Comment by nimonian

18 days ago

Wittgenstein famously said "The limits of my language mean the limits of my world."

Alan Watts suggests people like Wittgenstein should occasionally try to let go of this way of thinking. Apologies if it is sentimental but I hope you'll give him a chance, it's quite short: https://m.youtube.com/watch?v=heksROdDgEk

In reflection of all of this, I think that the quote you're responding to only meant to say that experiencing the world through language means building an abstraction over its richness. (I somewhat agree with you, though, that the quote seems a little dramatic. Maybe that's just my taste.)

One more thought.

I think there's a reason why various forms of meditation teach us to stop thinking. Maybe they are telling us to sometimes stop dealing with our abstractions, powerful though they might be, and experience the real thing once in a while.

the way i read the quote it felt less like building an abstraction and more like destroying the richness.

but abstractions are mere shortcuts. but everything is an abstraction. to counter wittgenstein, language is not actually limited. we can describe everything to the finest detail. it's just not practical to do so every time.

physics, chemistry, we could describe a table as an amount of atoms arranged in a certain way. but then even atom is an abstraction over electrons, protons and neutrons. and those are abstractions over quarks. it's abstractions all the way down, or up.

language is abstractions. and that fits well with your meditation example. stop thinking -> remove the language -> remove the abstractions.

  • How can you know that we have language to describe everything in the finest detail? That suggests that we are omnipotent.

    There's lots out there we don't know. And it seems to me that the further afield we go from the known, the more likely we are to enter territory where we simply do not have the words.

    Can't speak to it personally, but I have heard from a number of people and read countless descriptions of psychedelic experiences being ineffable.
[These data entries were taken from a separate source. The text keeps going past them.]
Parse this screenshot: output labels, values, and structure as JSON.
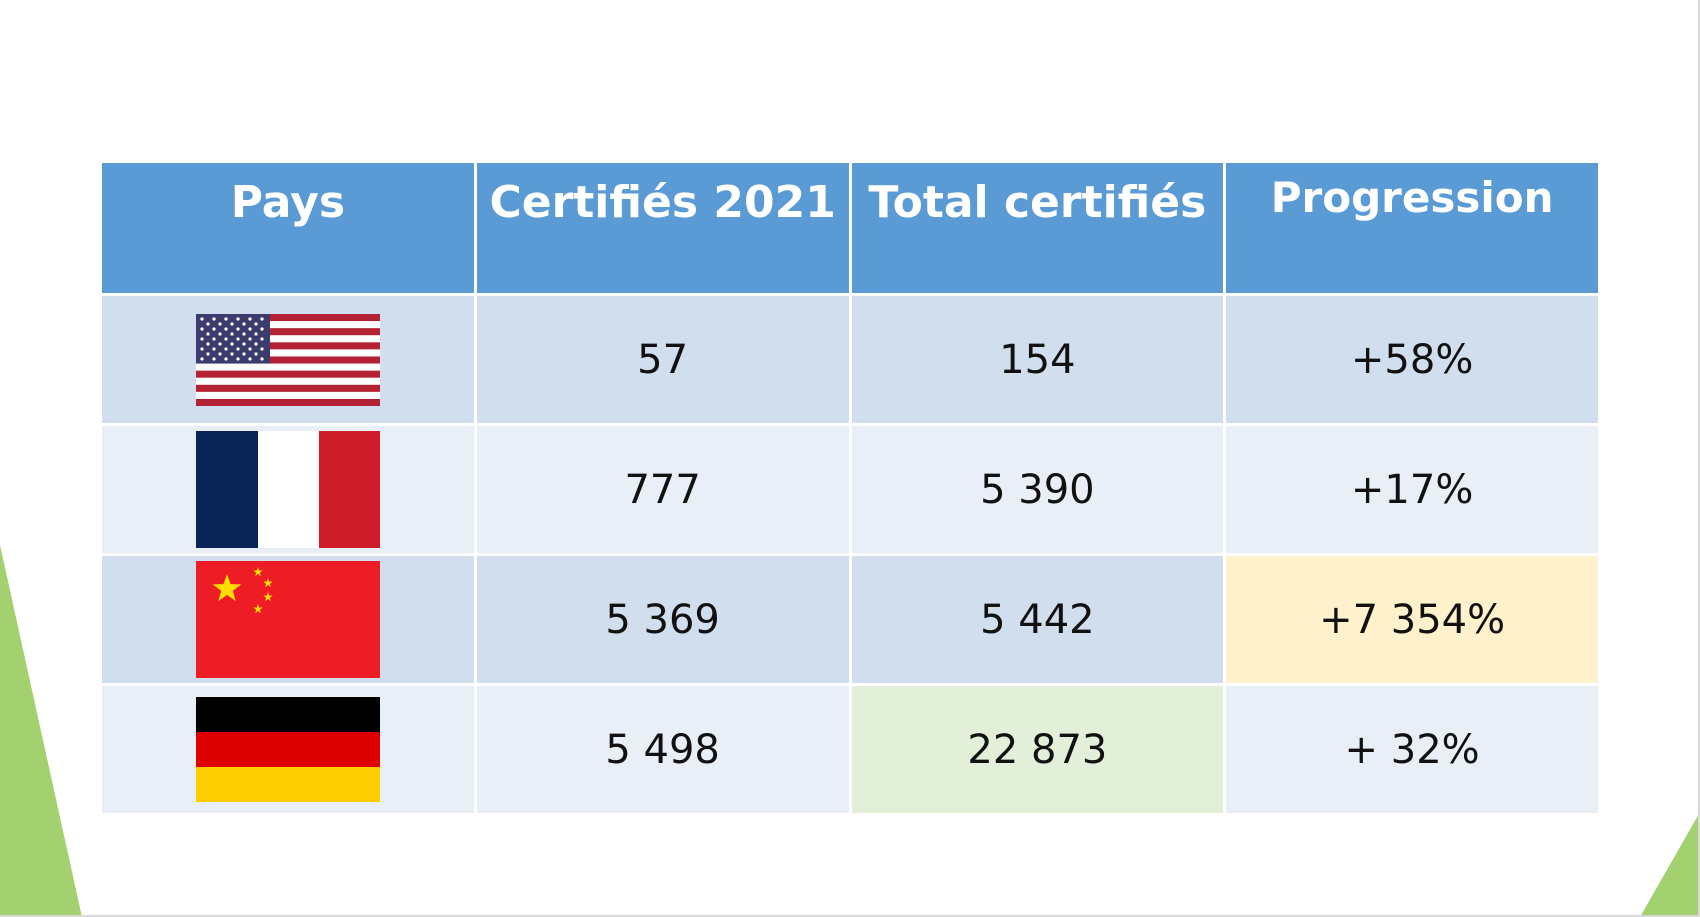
{
  "table": {
    "headers": [
      "Pays",
      "Certifiés 2021",
      "Total certifiés",
      "Progression"
    ],
    "rows": [
      {
        "country_flag": "us-flag-icon",
        "certified_2021": "57",
        "total_certified": "154",
        "progression": "+58%"
      },
      {
        "country_flag": "france-flag-icon",
        "certified_2021": "777",
        "total_certified": "5 390",
        "progression": "+17%"
      },
      {
        "country_flag": "china-flag-icon",
        "certified_2021": "5 369",
        "total_certified": "5 442",
        "progression": "+7 354%"
      },
      {
        "country_flag": "germany-flag-icon",
        "certified_2021": "5 498",
        "total_certified": "22 873",
        "progression": "+ 32%"
      }
    ]
  },
  "colors": {
    "header_bg": "#5b9bd5",
    "row_odd_bg": "#d0deed",
    "row_even_bg": "#e9eff7",
    "highlight_yellow": "#fff1cc",
    "highlight_green": "#e2efd9",
    "decor_green": "#a3d16f"
  }
}
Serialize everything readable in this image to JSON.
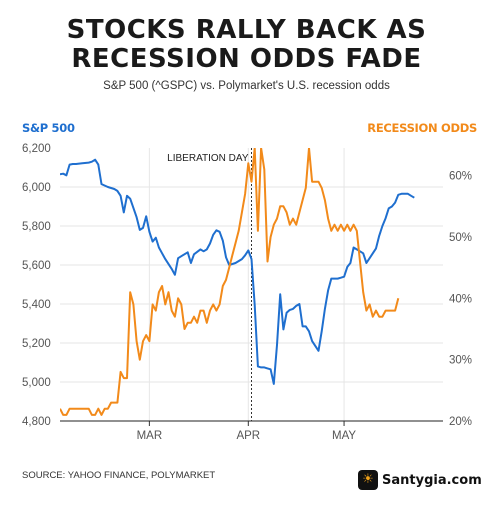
{
  "title_lines": [
    "STOCKS RALLY BACK AS",
    "RECESSION ODDS FADE"
  ],
  "subtitle": "S&P 500 (^GSPC) vs. Polymarket's U.S. recession odds",
  "source": "SOURCE: YAHOO FINANCE, POLYMARKET",
  "brand": {
    "name": "Santygia.com",
    "icon": "sun-logo-icon"
  },
  "colors": {
    "sp500": "#1f6fcf",
    "recession": "#f28a1a",
    "grid": "#e6e6e6",
    "text": "#555555"
  },
  "chart_data": {
    "type": "line",
    "title": "STOCKS RALLY BACK AS RECESSION ODDS FADE",
    "subtitle": "S&P 500 (^GSPC) vs. Polymarket's U.S. recession odds",
    "left_axis": {
      "label": "S&P 500",
      "ticks": [
        "6,200",
        "6,000",
        "5,800",
        "5,600",
        "5,400",
        "5,200",
        "5,000",
        "4,800"
      ],
      "tick_values": [
        6200,
        6000,
        5800,
        5600,
        5400,
        5200,
        5000,
        4800
      ],
      "ylim": [
        4800,
        6200
      ]
    },
    "right_axis": {
      "label": "RECESSION ODDS",
      "ticks": [
        "60%",
        "50%",
        "40%",
        "30%",
        "20%"
      ],
      "tick_values": [
        60,
        50,
        40,
        30,
        20
      ],
      "ylim": [
        20,
        64.5
      ]
    },
    "x_ticks": [
      {
        "label": "MAR",
        "day": 28
      },
      {
        "label": "APR",
        "day": 59
      },
      {
        "label": "MAY",
        "day": 89
      }
    ],
    "xlim": [
      0,
      120
    ],
    "annotation": {
      "label": "LIBERATION DAY",
      "day": 60
    },
    "grid": true,
    "series": [
      {
        "name": "S&P 500",
        "axis": "left",
        "points": [
          [
            0,
            6065
          ],
          [
            1,
            6068
          ],
          [
            2,
            6060
          ],
          [
            3,
            6115
          ],
          [
            4,
            6118
          ],
          [
            5,
            6118
          ],
          [
            7,
            6122
          ],
          [
            9,
            6125
          ],
          [
            10,
            6130
          ],
          [
            11,
            6140
          ],
          [
            12,
            6115
          ],
          [
            13,
            6015
          ],
          [
            15,
            6000
          ],
          [
            17,
            5990
          ],
          [
            18,
            5980
          ],
          [
            19,
            5955
          ],
          [
            20,
            5870
          ],
          [
            21,
            5955
          ],
          [
            22,
            5940
          ],
          [
            24,
            5845
          ],
          [
            25,
            5780
          ],
          [
            26,
            5790
          ],
          [
            27,
            5850
          ],
          [
            28,
            5770
          ],
          [
            29,
            5720
          ],
          [
            30,
            5740
          ],
          [
            31,
            5690
          ],
          [
            32,
            5660
          ],
          [
            33,
            5630
          ],
          [
            35,
            5580
          ],
          [
            36,
            5550
          ],
          [
            37,
            5635
          ],
          [
            38,
            5645
          ],
          [
            40,
            5665
          ],
          [
            41,
            5610
          ],
          [
            42,
            5655
          ],
          [
            44,
            5680
          ],
          [
            45,
            5670
          ],
          [
            46,
            5680
          ],
          [
            47,
            5710
          ],
          [
            48,
            5755
          ],
          [
            49,
            5778
          ],
          [
            50,
            5770
          ],
          [
            51,
            5725
          ],
          [
            52,
            5640
          ],
          [
            53,
            5600
          ],
          [
            55,
            5610
          ],
          [
            57,
            5630
          ],
          [
            58,
            5650
          ],
          [
            59,
            5675
          ],
          [
            60,
            5630
          ],
          [
            61,
            5395
          ],
          [
            62,
            5080
          ],
          [
            63,
            5075
          ],
          [
            64,
            5075
          ],
          [
            65,
            5070
          ],
          [
            66,
            5065
          ],
          [
            67,
            4990
          ],
          [
            68,
            5190
          ],
          [
            69,
            5450
          ],
          [
            70,
            5270
          ],
          [
            71,
            5355
          ],
          [
            72,
            5370
          ],
          [
            73,
            5375
          ],
          [
            74,
            5390
          ],
          [
            75,
            5400
          ],
          [
            76,
            5285
          ],
          [
            77,
            5285
          ],
          [
            78,
            5260
          ],
          [
            79,
            5210
          ],
          [
            80,
            5185
          ],
          [
            81,
            5160
          ],
          [
            82,
            5260
          ],
          [
            83,
            5375
          ],
          [
            84,
            5470
          ],
          [
            85,
            5530
          ],
          [
            86,
            5530
          ],
          [
            87,
            5530
          ],
          [
            88,
            5535
          ],
          [
            89,
            5540
          ],
          [
            90,
            5590
          ],
          [
            91,
            5610
          ],
          [
            92,
            5690
          ],
          [
            93,
            5680
          ],
          [
            94,
            5670
          ],
          [
            95,
            5660
          ],
          [
            96,
            5610
          ],
          [
            97,
            5635
          ],
          [
            98,
            5660
          ],
          [
            99,
            5685
          ],
          [
            100,
            5750
          ],
          [
            101,
            5800
          ],
          [
            102,
            5840
          ],
          [
            103,
            5890
          ],
          [
            104,
            5900
          ],
          [
            105,
            5920
          ],
          [
            106,
            5960
          ],
          [
            107,
            5965
          ],
          [
            108,
            5965
          ],
          [
            109,
            5965
          ],
          [
            110,
            5955
          ],
          [
            111,
            5945
          ]
        ]
      },
      {
        "name": "RECESSION ODDS",
        "axis": "right",
        "points": [
          [
            0,
            22
          ],
          [
            1,
            21
          ],
          [
            2,
            21
          ],
          [
            3,
            22
          ],
          [
            4,
            22
          ],
          [
            5,
            22
          ],
          [
            6,
            22
          ],
          [
            8,
            22
          ],
          [
            9,
            22
          ],
          [
            10,
            21
          ],
          [
            11,
            21
          ],
          [
            12,
            22
          ],
          [
            13,
            21
          ],
          [
            14,
            22
          ],
          [
            15,
            22
          ],
          [
            16,
            23
          ],
          [
            17,
            23
          ],
          [
            18,
            23
          ],
          [
            19,
            28
          ],
          [
            20,
            27
          ],
          [
            21,
            27
          ],
          [
            22,
            41
          ],
          [
            23,
            39
          ],
          [
            24,
            33
          ],
          [
            25,
            30
          ],
          [
            26,
            33
          ],
          [
            27,
            34
          ],
          [
            28,
            33
          ],
          [
            29,
            39
          ],
          [
            30,
            38
          ],
          [
            31,
            41
          ],
          [
            32,
            42
          ],
          [
            33,
            39
          ],
          [
            34,
            41
          ],
          [
            35,
            38
          ],
          [
            36,
            37
          ],
          [
            37,
            40
          ],
          [
            38,
            39
          ],
          [
            39,
            35
          ],
          [
            40,
            36
          ],
          [
            41,
            36
          ],
          [
            42,
            37
          ],
          [
            43,
            36
          ],
          [
            44,
            38
          ],
          [
            45,
            38
          ],
          [
            46,
            36
          ],
          [
            47,
            38
          ],
          [
            48,
            39
          ],
          [
            49,
            38
          ],
          [
            50,
            39
          ],
          [
            51,
            42
          ],
          [
            52,
            43
          ],
          [
            53,
            45
          ],
          [
            54,
            47
          ],
          [
            55,
            49
          ],
          [
            56,
            51
          ],
          [
            57,
            54
          ],
          [
            58,
            57
          ],
          [
            59,
            62
          ],
          [
            60,
            59
          ],
          [
            61,
            64.5
          ],
          [
            62,
            51
          ],
          [
            63,
            64.5
          ],
          [
            64,
            61
          ],
          [
            65,
            46
          ],
          [
            66,
            50
          ],
          [
            67,
            52
          ],
          [
            68,
            53
          ],
          [
            69,
            55
          ],
          [
            70,
            55
          ],
          [
            71,
            54
          ],
          [
            72,
            52
          ],
          [
            73,
            53
          ],
          [
            74,
            52
          ],
          [
            75,
            54
          ],
          [
            76,
            56
          ],
          [
            77,
            58
          ],
          [
            78,
            64.5
          ],
          [
            79,
            59
          ],
          [
            80,
            59
          ],
          [
            81,
            59
          ],
          [
            82,
            58
          ],
          [
            83,
            56
          ],
          [
            84,
            53
          ],
          [
            85,
            51
          ],
          [
            86,
            52
          ],
          [
            87,
            51
          ],
          [
            88,
            52
          ],
          [
            89,
            51
          ],
          [
            90,
            52
          ],
          [
            91,
            51
          ],
          [
            92,
            52
          ],
          [
            93,
            51
          ],
          [
            94,
            46
          ],
          [
            95,
            41
          ],
          [
            96,
            38
          ],
          [
            97,
            39
          ],
          [
            98,
            37
          ],
          [
            99,
            38
          ],
          [
            100,
            37
          ],
          [
            101,
            37
          ],
          [
            102,
            38
          ],
          [
            103,
            38
          ],
          [
            104,
            38
          ],
          [
            105,
            38
          ],
          [
            106,
            40
          ]
        ]
      }
    ]
  }
}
Lol, actually, as I type, the mere fact that the word ineffable exists makes a very strong case for there being experience beyond words.

    • ok, fair point. what i am trying to say is that when we see/experience something that we can not describe we can create new words for it. we see something, we can name it. this directly contradicts the idea that language is the limit and that we can't talk about things that we don't have words for. that claim just doesn't make sense.

      the problem then is that these new words don't make any sense to anyone who doesn't see/experience the same, so it only works for things that multiple people can see or experience. psychedelic experiences will probably never be shared, so they will remain undescribable. quite like dreams, which can also be be undescribable.